Tesla intertwined its Full Self-Driving (Supervised) suite with its in-house Insurance initiative in an effort to offer an attractive incentive to drivers.
Tesla announced that its new Safety Score 3.0 will automatically have a perfect score of 100 with every mile driven with Full Self-Driving (Supervised) enabled.
The change is designed to boost customers’ average safety scores and deliver noticeably lower monthly premiums.
The move marks the clearest link yet between Tesla’s autonomous driving technology and its proprietary insurance product. Tesla Insurance already relies on real-time vehicle data—such as acceleration, braking, following distance, and speed—to calculate a Safety Score between 0 and 100. Higher scores have long translated into cheaper rates.
Under the previous system, however, even brief manual interventions could drag down the average, frustrating owners who rely heavily on FSD. Version 3.0 eliminates that penalty for supervised autonomous miles, effectively treating FSD-driven segments as the safest possible driving behavior.

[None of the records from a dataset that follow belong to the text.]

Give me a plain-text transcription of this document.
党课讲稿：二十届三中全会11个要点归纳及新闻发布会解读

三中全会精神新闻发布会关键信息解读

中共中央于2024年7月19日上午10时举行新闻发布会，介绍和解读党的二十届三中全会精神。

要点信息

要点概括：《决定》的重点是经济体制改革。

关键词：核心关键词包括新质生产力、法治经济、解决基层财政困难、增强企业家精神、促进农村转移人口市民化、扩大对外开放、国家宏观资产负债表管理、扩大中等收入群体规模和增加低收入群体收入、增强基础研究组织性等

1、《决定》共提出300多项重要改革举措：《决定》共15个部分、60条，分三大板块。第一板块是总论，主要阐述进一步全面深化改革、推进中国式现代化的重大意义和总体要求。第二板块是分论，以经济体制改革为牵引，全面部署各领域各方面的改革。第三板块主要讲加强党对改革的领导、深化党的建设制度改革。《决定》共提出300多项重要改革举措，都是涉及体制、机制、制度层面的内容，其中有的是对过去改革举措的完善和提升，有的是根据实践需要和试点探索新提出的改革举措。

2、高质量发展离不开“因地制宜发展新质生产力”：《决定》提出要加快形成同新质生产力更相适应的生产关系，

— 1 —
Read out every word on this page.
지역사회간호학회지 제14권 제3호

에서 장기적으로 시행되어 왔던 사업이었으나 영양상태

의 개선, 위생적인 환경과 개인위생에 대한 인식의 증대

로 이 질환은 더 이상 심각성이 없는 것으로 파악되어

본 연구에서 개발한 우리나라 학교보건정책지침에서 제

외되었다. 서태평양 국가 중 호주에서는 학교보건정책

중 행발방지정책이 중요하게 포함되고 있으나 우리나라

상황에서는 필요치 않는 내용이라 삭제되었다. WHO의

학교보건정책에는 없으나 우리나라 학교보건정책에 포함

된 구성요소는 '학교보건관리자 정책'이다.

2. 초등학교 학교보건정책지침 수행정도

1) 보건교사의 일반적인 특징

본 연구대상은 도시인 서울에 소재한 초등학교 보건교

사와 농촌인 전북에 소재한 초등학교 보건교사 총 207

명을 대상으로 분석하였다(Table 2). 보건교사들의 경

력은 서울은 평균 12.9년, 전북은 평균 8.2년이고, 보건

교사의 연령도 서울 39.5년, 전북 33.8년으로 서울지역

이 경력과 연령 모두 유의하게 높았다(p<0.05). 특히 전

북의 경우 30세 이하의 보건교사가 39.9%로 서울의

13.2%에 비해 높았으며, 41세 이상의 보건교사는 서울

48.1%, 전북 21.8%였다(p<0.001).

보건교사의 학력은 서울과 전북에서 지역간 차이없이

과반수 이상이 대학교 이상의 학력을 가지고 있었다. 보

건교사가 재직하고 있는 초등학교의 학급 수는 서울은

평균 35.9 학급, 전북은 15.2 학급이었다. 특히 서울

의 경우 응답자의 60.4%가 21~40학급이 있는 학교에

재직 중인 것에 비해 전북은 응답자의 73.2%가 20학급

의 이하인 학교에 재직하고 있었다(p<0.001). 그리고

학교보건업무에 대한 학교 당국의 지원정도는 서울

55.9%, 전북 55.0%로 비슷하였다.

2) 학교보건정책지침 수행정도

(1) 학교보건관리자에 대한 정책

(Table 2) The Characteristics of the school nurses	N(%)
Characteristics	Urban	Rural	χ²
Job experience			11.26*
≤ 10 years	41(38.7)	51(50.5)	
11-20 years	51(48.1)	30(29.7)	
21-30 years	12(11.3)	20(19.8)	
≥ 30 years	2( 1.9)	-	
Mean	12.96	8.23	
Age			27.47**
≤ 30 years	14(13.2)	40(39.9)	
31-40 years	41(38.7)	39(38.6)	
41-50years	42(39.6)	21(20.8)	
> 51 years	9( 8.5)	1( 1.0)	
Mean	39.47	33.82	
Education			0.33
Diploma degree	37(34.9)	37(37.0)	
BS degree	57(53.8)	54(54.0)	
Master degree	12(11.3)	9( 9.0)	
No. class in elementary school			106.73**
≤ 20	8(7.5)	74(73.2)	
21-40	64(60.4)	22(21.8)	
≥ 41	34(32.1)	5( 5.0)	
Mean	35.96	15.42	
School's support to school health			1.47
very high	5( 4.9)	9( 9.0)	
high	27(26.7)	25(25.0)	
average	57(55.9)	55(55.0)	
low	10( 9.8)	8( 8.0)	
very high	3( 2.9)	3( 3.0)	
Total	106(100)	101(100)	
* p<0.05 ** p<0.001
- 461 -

The incentive is immediate and financial. Drivers who keep FSD engaged for the majority of their trips will see their overall score rise, potentially shaving hundreds of dollars off annual premiums.
Tesla framed the update as a direct response to customer feedback, many of whom had complained that the old scoring model punished the very behavior it was meant to encourage.

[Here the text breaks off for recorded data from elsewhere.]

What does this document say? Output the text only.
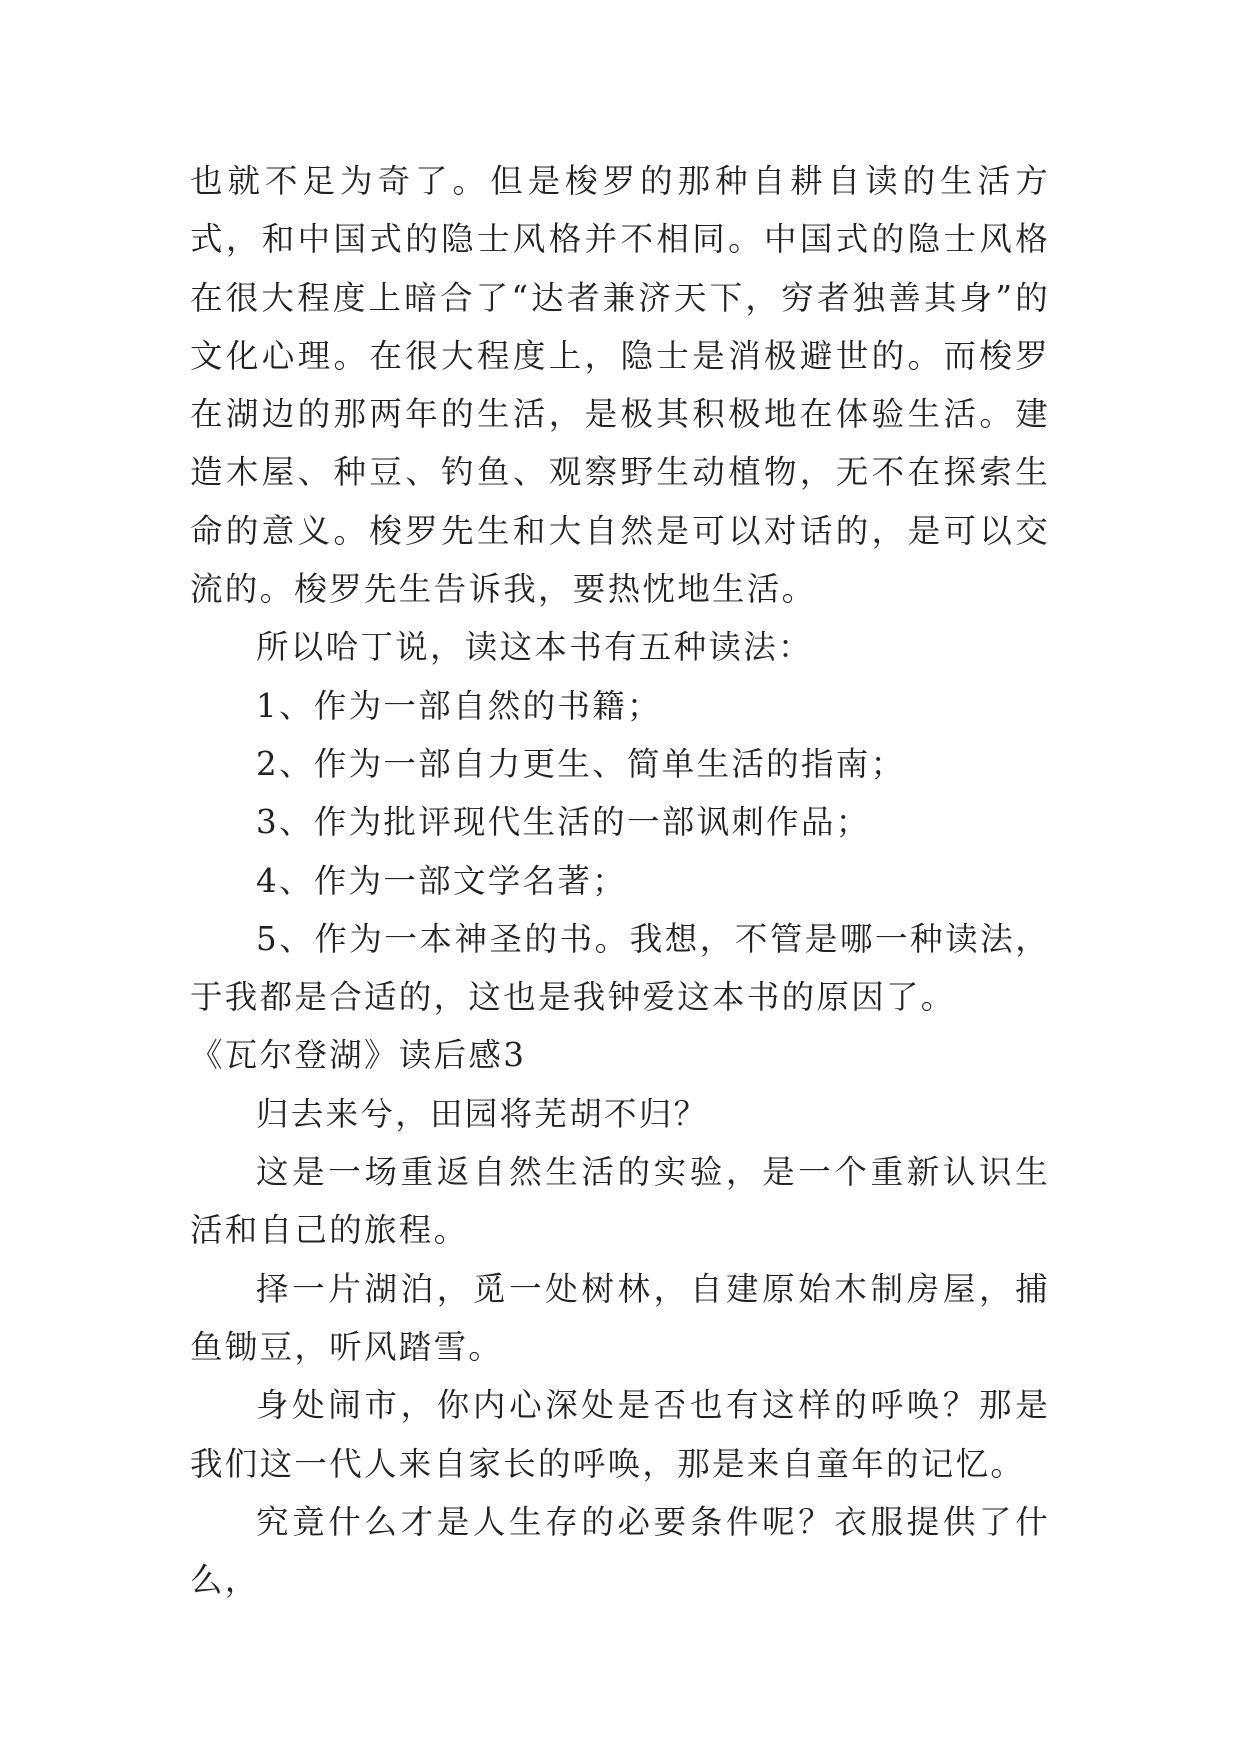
也就不足为奇了。但是梭罗的那种自耕自读的生活方式，和中国式的隐士风格并不相同。中国式的隐士风格在很大程度上暗合了“达者兼济天下，穷者独善其身”的文化心理。在很大程度上，隐士是消极避世的。而梭罗在湖边的那两年的生活，是极其积极地在体验生活。建造木屋、种豆、钓鱼、观察野生动植物，无不在探索生命的意义。梭罗先生和大自然是可以对话的，是可以交流的。梭罗先生告诉我，要热忱地生活。

所以哈丁说，读这本书有五种读法：

1、作为一部自然的书籍；

2、作为一部自力更生、简单生活的指南；

3、作为批评现代生活的一部讽刺作品；

4、作为一部文学名著；

5、作为一本神圣的书。我想，不管是哪一种读法，于我都是合适的，这也是我钟爱这本书的原因了。

《瓦尔登湖》读后感3

归去来兮，田园将芜胡不归？

这是一场重返自然生活的实验，是一个重新认识生活和自己的旅程。

择一片湖泊，觅一处树林，自建原始木制房屋，捕鱼锄豆，听风踏雪。

身处闹市，你内心深处是否也有这样的呼唤？那是我们这一代人来自家长的呼唤，那是来自童年的记忆。

究竟什么才是人生存的必要条件呢？衣服提供了什么，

For now, the program applies only to new policies in six states: Indiana, Tennessee, Texas, Arizona, Virginia, and Illinois.
Existing policyholders are not yet included, a point that drew swift questions from the Tesla community. Many owners in other states, including California and Georgia, expressed hope that the benefit would expand nationwide soon.
The announcement arrives as Tesla continues to roll out FSD Supervised updates and push for regulatory approval of more advanced autonomy. By tying insurance savings directly to FSD usage, the company is putting its own actuarial weight behind the technology’s safety claims.
Every mile logged under FSD now carries a documented financial value—lower risk, lower cost—based on Tesla’s internal driving data rather than external crash statistics alone.
Tesla has not disclosed exact premium reductions or the full rollout timeline beyond the six launch states.
Still, the message is clear: the more drivers trust FSD Supervised, the more Tesla Insurance will reward them. In an era when legacy insurers remain cautious about autonomous tech, Tesla is betting that its own data will prove the safest miles are the ones driven hands-free.